Students heading back to class on the Knoxville campus of the University of Tennessee not only spent Wednesday making their way to their first classes, but they also maneuvered through plenty of construction.

"It's definitely been the most it's been ever since I was a freshman, for sure, and, I mean, it's everywhere, it's not just one local spot, it's literally everywhere," said Megan Larsen, a senior at UT.

She spent Wednesday in front of the gaping hole that was the University Center parking garage.

It's been demolished to make room for the new Student Union on campus, the largest project ever on campus.

"It's right in the core of the campus, $160 million project, there's no way to get around it," said Jeff Maples, senior associate vice chancellor for finance and administration. "If you're on campus, you will have to deal with that construction project for the next four years."

Larsen and her fellow classmate, Shannon Drew, both said parking was the biggest concern on campus.

But Maples points out that, with the leasing of the city lot adjacent to the Min Kao building and the Church Street United Methodist Church lot, the university actually saw a net gain of parking spaces this year, even though they are on the outskirts of campus.

"It is a rough time, but you've got to look at what the results will be, which will be beautiful building for students, alums, and faculty and staff as well," he said.

Maples calls the Student Union project one of the five major projects on campus right now.
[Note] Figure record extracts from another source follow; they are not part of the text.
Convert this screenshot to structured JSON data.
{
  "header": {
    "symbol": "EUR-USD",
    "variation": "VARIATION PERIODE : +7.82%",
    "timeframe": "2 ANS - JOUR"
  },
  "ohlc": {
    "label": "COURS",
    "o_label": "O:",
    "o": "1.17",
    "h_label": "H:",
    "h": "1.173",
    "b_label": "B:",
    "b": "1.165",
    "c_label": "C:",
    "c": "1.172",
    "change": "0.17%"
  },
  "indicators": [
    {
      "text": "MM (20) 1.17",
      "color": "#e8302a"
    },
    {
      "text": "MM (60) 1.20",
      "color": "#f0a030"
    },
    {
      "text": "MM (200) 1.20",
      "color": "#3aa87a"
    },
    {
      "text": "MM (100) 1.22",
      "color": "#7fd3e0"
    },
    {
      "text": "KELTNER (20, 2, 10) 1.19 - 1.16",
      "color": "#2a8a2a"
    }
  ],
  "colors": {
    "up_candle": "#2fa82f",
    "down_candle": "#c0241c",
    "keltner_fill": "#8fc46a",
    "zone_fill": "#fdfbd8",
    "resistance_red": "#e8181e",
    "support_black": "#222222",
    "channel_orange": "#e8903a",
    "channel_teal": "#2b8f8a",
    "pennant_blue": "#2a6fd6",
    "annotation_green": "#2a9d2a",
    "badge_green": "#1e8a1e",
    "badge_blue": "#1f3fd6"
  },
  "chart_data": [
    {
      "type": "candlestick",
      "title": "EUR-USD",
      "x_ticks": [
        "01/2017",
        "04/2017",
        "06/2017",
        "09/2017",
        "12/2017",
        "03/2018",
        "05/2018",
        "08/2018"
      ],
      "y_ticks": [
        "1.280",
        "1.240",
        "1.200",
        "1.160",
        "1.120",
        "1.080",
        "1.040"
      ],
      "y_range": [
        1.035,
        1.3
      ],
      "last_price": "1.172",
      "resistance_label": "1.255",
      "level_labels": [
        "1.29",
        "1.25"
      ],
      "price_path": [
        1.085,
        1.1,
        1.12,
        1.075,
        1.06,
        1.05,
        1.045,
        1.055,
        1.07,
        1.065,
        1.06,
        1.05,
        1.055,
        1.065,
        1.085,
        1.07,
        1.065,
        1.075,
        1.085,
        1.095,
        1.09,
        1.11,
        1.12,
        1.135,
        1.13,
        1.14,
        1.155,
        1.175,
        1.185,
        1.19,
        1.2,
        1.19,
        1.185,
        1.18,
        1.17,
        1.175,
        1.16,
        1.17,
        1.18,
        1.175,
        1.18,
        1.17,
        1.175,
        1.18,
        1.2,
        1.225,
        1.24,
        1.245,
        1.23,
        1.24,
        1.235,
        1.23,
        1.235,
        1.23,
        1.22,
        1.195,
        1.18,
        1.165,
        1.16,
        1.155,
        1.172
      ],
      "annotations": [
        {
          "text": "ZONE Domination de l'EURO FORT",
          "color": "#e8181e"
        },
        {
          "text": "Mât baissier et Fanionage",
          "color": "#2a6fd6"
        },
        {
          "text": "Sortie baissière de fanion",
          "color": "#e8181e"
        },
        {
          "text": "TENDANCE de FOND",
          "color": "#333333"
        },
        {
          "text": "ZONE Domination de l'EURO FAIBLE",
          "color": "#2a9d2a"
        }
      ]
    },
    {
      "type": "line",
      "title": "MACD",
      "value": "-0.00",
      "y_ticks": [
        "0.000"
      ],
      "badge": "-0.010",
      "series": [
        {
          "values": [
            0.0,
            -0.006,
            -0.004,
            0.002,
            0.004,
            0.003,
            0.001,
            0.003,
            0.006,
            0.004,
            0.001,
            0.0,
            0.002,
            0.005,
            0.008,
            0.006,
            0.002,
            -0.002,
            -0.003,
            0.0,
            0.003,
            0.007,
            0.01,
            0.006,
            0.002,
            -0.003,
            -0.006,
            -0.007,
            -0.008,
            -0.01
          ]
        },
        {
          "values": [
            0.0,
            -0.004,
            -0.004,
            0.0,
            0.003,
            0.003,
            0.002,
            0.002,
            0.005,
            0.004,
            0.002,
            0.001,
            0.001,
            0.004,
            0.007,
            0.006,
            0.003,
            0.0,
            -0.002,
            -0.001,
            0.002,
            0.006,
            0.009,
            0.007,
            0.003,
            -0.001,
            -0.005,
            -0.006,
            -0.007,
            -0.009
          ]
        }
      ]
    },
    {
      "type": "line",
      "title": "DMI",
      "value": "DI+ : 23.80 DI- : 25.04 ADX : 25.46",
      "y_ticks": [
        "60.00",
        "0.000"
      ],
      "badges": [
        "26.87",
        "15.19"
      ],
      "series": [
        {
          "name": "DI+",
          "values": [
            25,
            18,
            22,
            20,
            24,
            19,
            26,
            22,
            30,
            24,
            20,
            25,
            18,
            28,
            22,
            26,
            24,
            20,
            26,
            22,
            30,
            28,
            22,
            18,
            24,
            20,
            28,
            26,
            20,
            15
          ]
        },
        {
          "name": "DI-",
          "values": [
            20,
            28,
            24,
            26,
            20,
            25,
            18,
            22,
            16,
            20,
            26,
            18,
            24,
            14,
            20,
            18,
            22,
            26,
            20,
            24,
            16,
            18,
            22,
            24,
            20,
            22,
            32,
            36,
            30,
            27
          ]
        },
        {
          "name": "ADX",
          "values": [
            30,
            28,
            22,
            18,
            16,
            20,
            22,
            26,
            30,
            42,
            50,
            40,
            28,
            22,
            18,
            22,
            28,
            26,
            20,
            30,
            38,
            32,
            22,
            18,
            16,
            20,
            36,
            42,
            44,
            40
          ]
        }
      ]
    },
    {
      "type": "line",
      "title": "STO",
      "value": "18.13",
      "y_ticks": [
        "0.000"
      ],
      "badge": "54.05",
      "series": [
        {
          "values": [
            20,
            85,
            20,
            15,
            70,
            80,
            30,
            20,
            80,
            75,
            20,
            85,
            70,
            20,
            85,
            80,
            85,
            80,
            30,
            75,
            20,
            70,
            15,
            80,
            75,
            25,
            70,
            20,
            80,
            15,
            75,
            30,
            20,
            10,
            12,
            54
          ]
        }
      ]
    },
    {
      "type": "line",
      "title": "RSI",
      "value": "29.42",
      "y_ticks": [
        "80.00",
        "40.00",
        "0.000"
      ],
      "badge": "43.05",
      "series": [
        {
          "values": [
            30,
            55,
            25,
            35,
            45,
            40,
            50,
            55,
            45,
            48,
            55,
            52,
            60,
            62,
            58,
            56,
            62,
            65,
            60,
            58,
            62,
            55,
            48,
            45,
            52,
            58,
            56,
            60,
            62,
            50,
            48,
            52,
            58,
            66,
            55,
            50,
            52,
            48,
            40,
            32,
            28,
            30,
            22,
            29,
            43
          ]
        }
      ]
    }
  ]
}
Right behind it is the new dorm going up on Andy Holt Avenue, the Natalie L. Haslam Music Center, John Tickle Engineering Building and Lawson Athletic Center Addition.

"Total, I would guess somewhere close to $600 million of projects either under construction or in the planning stages at this point, so that's a lot to juggle between our facilities planning, facilities service department in trying to handle all that and continue to serve our students on a daily basis," Maples said.

That's why there are plenty of signs featuring Smokey in a hard hat posted around campus. Information also is online as part of the Cone Zone.

"I guess it can be kind of inconvenient, tough to walk around the fences and what not, but it's for the greater good, I guess, so we can suck it up for a little while," said William Davidson, a UT senior.